COVID-19 persists through lessons for seniors

Data sourced from CDC databases shows trends of COVID-19 and Influenza hospitalization rates.

Rhian Tramontana|Marlin Chronicle

The graduating class of 2024 was the first to enter the university under COVID-19 restrictions. Now, four years later, the COVID-19 pandemic still has lasting effects on the world and the education of university students.

However, the world has adapted. The Washington Post reported on Feb. 13, 2024, that the Centers for Disease Control and Prevention (CDC) is planning on removing the five-day quarantine period for those who test positive for COVID-19. The article reported, “people would no longer need to stay home if they have been fever-free for at least 24 hours without the aid of medication and their symptoms are mild and improving.”

CDC data shows that COVID-19 now follows general trends of influenza in terms of hospitalization rate. However, COVID-19 rates for the 2023-24 flu season have been significantly greater than flu rates.

The change in isolation rules is starkly different from when current seniors entered in Fall 2020. Restrictions led to some classes being held asynchronously and students were required to wear masks and stay six feet apart.

“[COVID-19] definitely changed how I learned,” senior Ashleigh Lockard said. “Most of my first-year classes were online and I remember my econ teacher saying ‘I am making it open notes because I can’t tell if you cheat or not.’ It made classes seem easier than I was expecting.”

Senior Franklin Washington felt the effects of COVID-19 through personal interactions. “It was very difficult for them to meet friends to meet more people because we have to wear the masks, which hinder the sounds,” Washington said. “Then also being six feet away from people that made it more difficult with interactions with people.”

Washington spoke about how pandemic restrictions made the transition into college difficult for those who entered in Fall 2020. “Transferring into the first year of college experience is pretty difficult,” he said. “A lot of them felt depressed or mad or anger or sadness because they didn’t get the full senior year of high school experience.”

A study entitled “Two years COVID-19 pandemic: Development of university students’ mental health 2020–2022,” published in Frontiers, a psychiatry journal, performed a systematic review of 16 studies, all of which “reported more feelings of anxiety, depression, fatigue, and distress than before the pandemic.”

Lockard felt the stress from minimal personal interactions outside soccer. “My worst memories were feeling like I was trapped and couldn’t do anything, almost like jail,” Lockard said. “Campus always seemed so dead, we had to take our food to go from the caf, I felt very isolated most of the time.”

Students who violated pandemic regulations were subject to potential removal from campus. “I wasn’t really involved in anything my first year, but I just remember friends and teammates getting kicked off campus for hanging out in each other’s rooms,” Lockard said.
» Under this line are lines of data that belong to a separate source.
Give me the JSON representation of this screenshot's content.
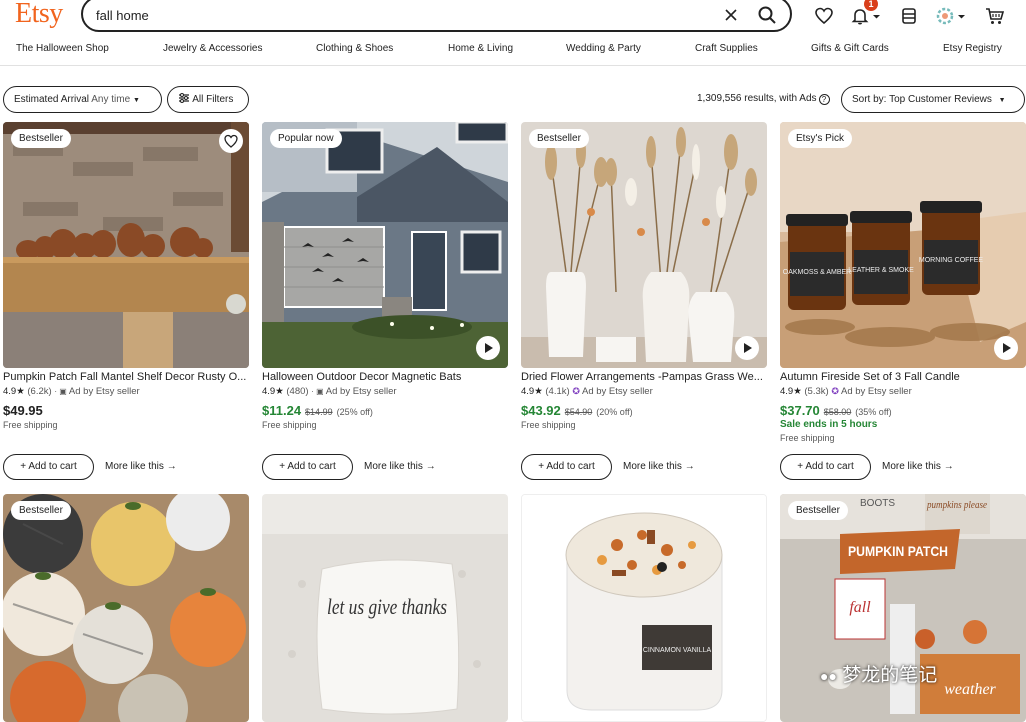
{
  "logo": "Etsy",
  "search": {
    "query": "fall home"
  },
  "header": {
    "notification_count": "1"
  },
  "nav": [
    "The Halloween Shop",
    "Jewelry & Accessories",
    "Clothing & Shoes",
    "Home & Living",
    "Wedding & Party",
    "Craft Supplies",
    "Gifts & Gift Cards",
    "Etsy Registry"
  ],
  "filters": {
    "arrival_label": "Estimated Arrival",
    "arrival_value": "Any time",
    "all_filters": "All Filters",
    "results": "1,309,556 results, with Ads",
    "sort_label": "Sort by:",
    "sort_value": "Top Customer Reviews"
  },
  "products": [
    {
      "badge": "Bestseller",
      "title": "Pumpkin Patch Fall Mantel Shelf Decor Rusty O...",
      "rating": "4.9",
      "reviews": "(6.2k)",
      "ad": "Ad by Etsy seller",
      "price": "$49.95",
      "original": "",
      "discount": "",
      "urgent": "",
      "shipping": "Free shipping",
      "cart": "Add to cart",
      "more": "More like this"
    },
    {
      "badge": "Popular now",
      "title": "Halloween Outdoor Decor Magnetic Bats",
      "rating": "4.9",
      "reviews": "(480)",
      "ad": "Ad by Etsy seller",
      "price": "$11.24",
      "original": "$14.99",
      "discount": "(25% off)",
      "urgent": "",
      "shipping": "Free shipping",
      "cart": "Add to cart",
      "more": "More like this"
    },
    {
      "badge": "Bestseller",
      "title": "Dried Flower Arrangements -Pampas Grass We...",
      "rating": "4.9",
      "reviews": "(4.1k)",
      "ad": "Ad by Etsy seller",
      "price": "$43.92",
      "original": "$54.90",
      "discount": "(20% off)",
      "urgent": "",
      "shipping": "Free shipping",
      "cart": "Add to cart",
      "more": "More like this"
    },
    {
      "badge": "Etsy's Pick",
      "title": "Autumn Fireside Set of 3 Fall Candle",
      "rating": "4.9",
      "reviews": "(5.3k)",
      "ad": "Ad by Etsy seller",
      "price": "$37.70",
      "original": "$58.00",
      "discount": "(35% off)",
      "urgent": "Sale ends in 5 hours",
      "shipping": "Free shipping",
      "cart": "Add to cart",
      "more": "More like this"
    }
  ],
  "row2": [
    {
      "badge": "Bestseller"
    },
    {
      "badge": ""
    },
    {
      "badge": ""
    },
    {
      "badge": "Bestseller"
    }
  ],
  "image_text": {
    "candle_labels": [
      "OAKMOSS & AMBER",
      "LEATHER & SMOKE",
      "MORNING COFFEE"
    ],
    "pillow_text": "let us give thanks",
    "candle_jar_label": "CINNAMON VANILLA",
    "sign_boots": "BOOTS",
    "sign_pumpkins": "pumpkins please",
    "sign_patch": "PUMPKIN PATCH",
    "sign_fall": "fall",
    "sign_weather": "weather",
    "watermark": "梦龙的笔记"
  },
  "colors": {
    "brand": "#F1641E",
    "sale": "#258635",
    "badge": "#D93F1B"
  }
}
When Lockard entered VWU as a first-year (Left), students had to mask up in accordance with protocols. Four years later, Lockard experiences her senior year without these restrictions (Right).

Ashleigh Lockard|Courtesy

Despite the negative aspects, Lockard found positive perspectives to the pandemic through talking to hall mates. “With all the restrictions we had to be creative on how we could hang out,” Lockard said. 

To avoid repercussions, Lockard and her friends enjoyed each other’s company from six feet apart. “We weren’t allowed to go into each other’s room, even though we lived in the same hall. Most of the time we would hang out in the doorway for each other’s rooms in the hall, play games, or just chill,” Lockard said.

Washington found a positive spin on the pandemic in that it gave him time to focus on classes and homework. “I felt like it has positively contributed to my academics because I was able to focus more on meetings, there were less distractions to focus more on the projects,” Washington said.

With the difficulties of the pandemic, seniors graduating this May have grown and succeeded in many aspects. “Us still being in school with all those difficulties and struggles and obstacles that we had to go through literally shows this generation’s strength,” Washington said.

As the CDC and university continue managing the aftermath of the pandemic, seniors graduating in May will move on and continue their life experience with the lessons from COVID-19.